DATA PROTECTION The study form will only collect the minimum required information for the
purposes of the study. Study forms will be held securely, in a locked room, or locked
cupboard or cabinet. Access to the information will be limited to the study staff and
investigators and relevant regulatory authorities. Computer held data including the study
database will be held securely and password protected. All data will be stored on a secure
dedicated web server. Access will be restricted by user identifiers and passwords (encrypted
using a one way encryption method). Information about the study in the participant's medical
records / hospital notes will be treated confidentially in the same way as all other
confidential medical information. Electronic data will be backed up every 24 hours to both
local and remote media in encrypted format.
STUDY DATA Monitoring of study data shall include confirmation of informed consent; source
data verification; data storage and data transfer procedures; local quality control checks
and procedures, back-up and disaster recovery of any local databases and validation of data
manipulation. The Academic Supervisor, or where required, a nominated designee of the
Sponsor, shall carry out monitoring of study data as an ongoing activity.

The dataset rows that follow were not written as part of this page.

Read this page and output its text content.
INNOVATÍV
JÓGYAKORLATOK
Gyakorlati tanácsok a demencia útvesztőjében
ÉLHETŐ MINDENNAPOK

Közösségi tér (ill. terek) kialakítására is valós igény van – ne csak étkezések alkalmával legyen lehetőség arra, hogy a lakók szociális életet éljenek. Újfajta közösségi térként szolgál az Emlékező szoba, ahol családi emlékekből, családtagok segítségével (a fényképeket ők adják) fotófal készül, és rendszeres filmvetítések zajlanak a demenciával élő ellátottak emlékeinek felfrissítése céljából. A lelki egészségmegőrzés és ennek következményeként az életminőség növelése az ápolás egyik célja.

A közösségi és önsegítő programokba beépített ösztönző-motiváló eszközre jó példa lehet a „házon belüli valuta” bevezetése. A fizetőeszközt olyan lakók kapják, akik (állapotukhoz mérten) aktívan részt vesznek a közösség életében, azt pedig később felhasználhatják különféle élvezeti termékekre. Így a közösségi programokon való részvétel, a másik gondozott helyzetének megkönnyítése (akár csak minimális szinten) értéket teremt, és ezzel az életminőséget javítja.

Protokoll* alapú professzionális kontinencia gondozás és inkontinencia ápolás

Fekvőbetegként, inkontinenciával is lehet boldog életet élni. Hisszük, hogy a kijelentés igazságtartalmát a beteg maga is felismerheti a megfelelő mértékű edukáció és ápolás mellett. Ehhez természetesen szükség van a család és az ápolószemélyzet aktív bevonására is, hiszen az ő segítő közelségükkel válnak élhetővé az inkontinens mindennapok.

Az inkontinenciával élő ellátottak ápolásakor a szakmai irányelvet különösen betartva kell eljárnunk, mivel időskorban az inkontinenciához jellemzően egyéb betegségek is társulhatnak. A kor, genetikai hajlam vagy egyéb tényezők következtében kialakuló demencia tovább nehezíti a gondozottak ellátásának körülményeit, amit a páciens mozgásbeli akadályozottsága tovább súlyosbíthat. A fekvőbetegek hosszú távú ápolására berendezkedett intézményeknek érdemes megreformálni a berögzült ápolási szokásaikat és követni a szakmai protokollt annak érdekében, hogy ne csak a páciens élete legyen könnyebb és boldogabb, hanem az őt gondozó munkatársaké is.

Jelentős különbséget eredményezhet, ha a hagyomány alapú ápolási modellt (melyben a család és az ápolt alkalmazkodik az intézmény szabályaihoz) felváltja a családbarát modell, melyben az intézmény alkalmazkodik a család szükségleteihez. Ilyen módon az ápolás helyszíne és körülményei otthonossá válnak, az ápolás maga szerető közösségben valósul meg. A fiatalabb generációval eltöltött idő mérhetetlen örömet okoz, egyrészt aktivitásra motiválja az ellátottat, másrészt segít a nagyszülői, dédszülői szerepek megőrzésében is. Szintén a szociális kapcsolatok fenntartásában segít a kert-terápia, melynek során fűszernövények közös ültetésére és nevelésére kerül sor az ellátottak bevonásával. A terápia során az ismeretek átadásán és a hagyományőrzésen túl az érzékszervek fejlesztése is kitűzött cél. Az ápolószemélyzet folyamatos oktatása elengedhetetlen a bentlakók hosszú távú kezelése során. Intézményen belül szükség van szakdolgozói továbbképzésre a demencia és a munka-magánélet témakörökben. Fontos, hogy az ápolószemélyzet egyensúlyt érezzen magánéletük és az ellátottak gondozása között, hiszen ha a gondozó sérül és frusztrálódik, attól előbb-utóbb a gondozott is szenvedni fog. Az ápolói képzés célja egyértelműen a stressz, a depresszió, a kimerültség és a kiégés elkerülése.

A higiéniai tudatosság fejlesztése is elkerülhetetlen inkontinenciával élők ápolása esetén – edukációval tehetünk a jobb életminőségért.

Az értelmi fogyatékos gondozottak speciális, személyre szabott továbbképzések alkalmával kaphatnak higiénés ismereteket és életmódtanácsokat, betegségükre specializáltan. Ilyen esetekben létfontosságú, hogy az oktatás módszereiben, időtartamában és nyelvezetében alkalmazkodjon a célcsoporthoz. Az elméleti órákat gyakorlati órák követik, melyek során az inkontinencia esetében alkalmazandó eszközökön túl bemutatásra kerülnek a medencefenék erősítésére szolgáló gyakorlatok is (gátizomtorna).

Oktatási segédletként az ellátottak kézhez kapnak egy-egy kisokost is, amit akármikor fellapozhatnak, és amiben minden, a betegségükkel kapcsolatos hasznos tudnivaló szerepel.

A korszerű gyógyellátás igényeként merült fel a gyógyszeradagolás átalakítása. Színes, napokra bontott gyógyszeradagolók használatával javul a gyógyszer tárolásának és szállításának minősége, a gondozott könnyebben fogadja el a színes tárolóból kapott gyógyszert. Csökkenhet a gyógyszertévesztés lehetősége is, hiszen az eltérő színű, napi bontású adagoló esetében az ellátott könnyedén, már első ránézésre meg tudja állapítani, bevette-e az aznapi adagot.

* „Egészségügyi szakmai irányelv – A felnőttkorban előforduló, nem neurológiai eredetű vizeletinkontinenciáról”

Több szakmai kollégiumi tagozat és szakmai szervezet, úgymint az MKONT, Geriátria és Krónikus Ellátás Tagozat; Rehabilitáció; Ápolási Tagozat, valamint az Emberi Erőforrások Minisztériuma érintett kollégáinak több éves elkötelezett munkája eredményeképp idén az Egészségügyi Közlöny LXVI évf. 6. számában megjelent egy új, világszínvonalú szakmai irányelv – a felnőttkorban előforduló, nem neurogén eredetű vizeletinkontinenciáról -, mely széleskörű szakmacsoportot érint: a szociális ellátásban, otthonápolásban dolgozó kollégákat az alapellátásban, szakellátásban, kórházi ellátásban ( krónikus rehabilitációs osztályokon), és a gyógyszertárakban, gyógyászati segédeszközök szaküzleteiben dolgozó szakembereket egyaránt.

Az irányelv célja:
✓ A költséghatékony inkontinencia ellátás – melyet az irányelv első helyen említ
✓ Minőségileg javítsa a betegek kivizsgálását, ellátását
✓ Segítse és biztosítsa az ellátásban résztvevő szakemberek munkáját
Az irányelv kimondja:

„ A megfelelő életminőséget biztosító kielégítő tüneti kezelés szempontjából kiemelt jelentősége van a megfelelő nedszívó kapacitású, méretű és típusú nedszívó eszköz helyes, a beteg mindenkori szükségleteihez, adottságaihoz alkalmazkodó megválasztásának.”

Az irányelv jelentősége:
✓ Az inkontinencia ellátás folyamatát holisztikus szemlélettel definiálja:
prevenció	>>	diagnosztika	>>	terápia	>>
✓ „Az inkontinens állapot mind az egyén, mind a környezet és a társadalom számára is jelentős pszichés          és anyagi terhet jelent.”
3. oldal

Entries on study forms will be verified by inspection against the source data. A sample of
study forms (10% or as per the study risk assessment) will be checked on a regular basis for
verification of all entries made. In addition the subsequent capture of the data on the study
database will be checked. Where corrections are required these will carry a full audit trail
and justification. Study data and evidence of monitoring and systems audits will be made
available for inspection as/when required.